The title of this post is the headline of this article which spotlights realities facing nearly every state in the Union.  This article, however, is from the Cincinnati Enquirer and is focused on Ohio’s prison overcrowding problems.  Here are excerpts:

Southwest Ohio’s two state prisons are crammed with inmates – each at nearly twice the number they were designed to hold. And with the state prison population increasing — it passed 50,000 this year for the first time — prison officials, corrections officers and even the governor wonder how many more people the prison system can handle….

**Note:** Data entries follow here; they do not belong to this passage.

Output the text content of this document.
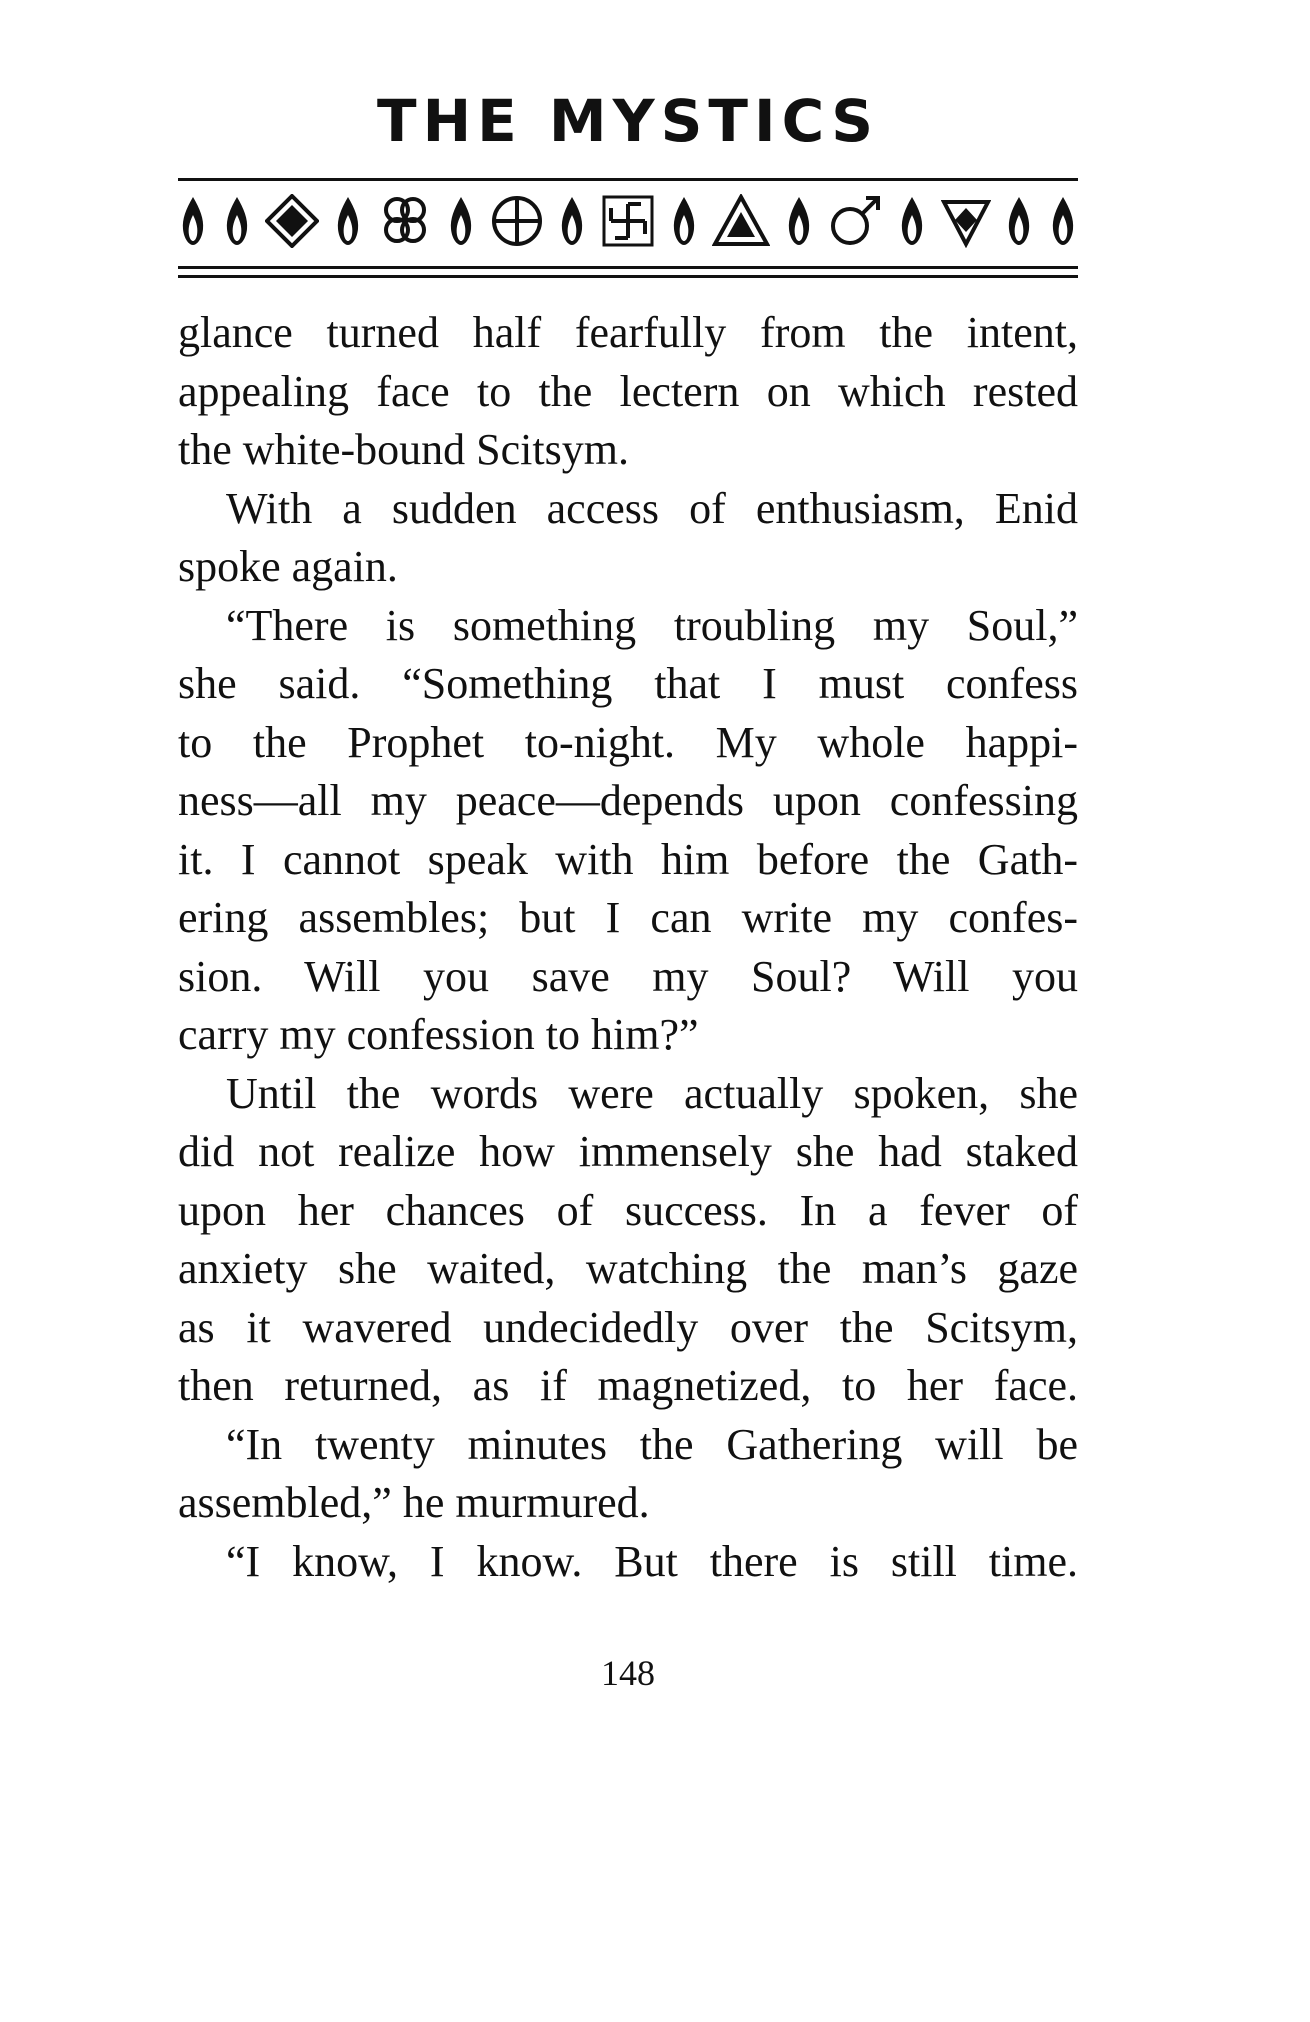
THE MYSTICS
glance turned half fearfully from the intent,
appealing face to the lectern on which rested
the white-bound Scitsym.
With a sudden access of enthusiasm, Enid
spoke again.
“There is something troubling my Soul,”
she said. “Something that I must confess
to the Prophet to-night. My whole happi-
ness—all my peace—depends upon confessing
it. I cannot speak with him before the Gath-
ering assembles; but I can write my confes-
sion. Will you save my Soul? Will you
carry my confession to him?”
Until the words were actually spoken, she
did not realize how immensely she had staked
upon her chances of success. In a fever of
anxiety she waited, watching the man’s gaze
as it wavered undecidedly over the Scitsym,
then returned, as if magnetized, to her face.
“In twenty minutes the Gathering will be
assembled,” he murmured.
“I know, I know. But there is still time.
148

All but six of the state’s 32 prisons — including the two prisons in Warren County — are overcrowded.  “It is a great concern of mine for reasons involving safety and cost,” Gov. Ted Strickland said this month…. But with Ohio’s prison population predicted to hit 70,000 in less than a decade, state officials say they need to figure out how to handle those numbers in a system built for 37,610.

The overcrowding is not just a problem for the convicts — killers and other violent criminals whose comfort is probably low on Ohioans’ priorities. It matters because: Corrections officers watch more inmates. In 2001, the state’s inmate-to-corrections officer ratio was 5.6 inmates to one officer. Today, it’s 6.6 to one.

Rehabilitation programs such as sex offender counseling, anger management and GED classes are stretched and have waiting lists. As a result, some convicts are released — sent home to all 88 counties — with the same problems they arrived with, and are more likely to reoffend….

Whatever the solutions, they won’t be easy or inexpensive, Ohio prison officials say…. Sentencing laws could be revamped. Sixty percent of the state’s convicts are held for a year or less, most on low-level felonies, according to prison officials. Fewer prisoners mean less tax money spent. It costs about $70 a day to house an inmate. At 50,000, that’s $3.5 million a day. If the population climbs, as expected, to 70,000, that daily cost climbs to $4.9 million.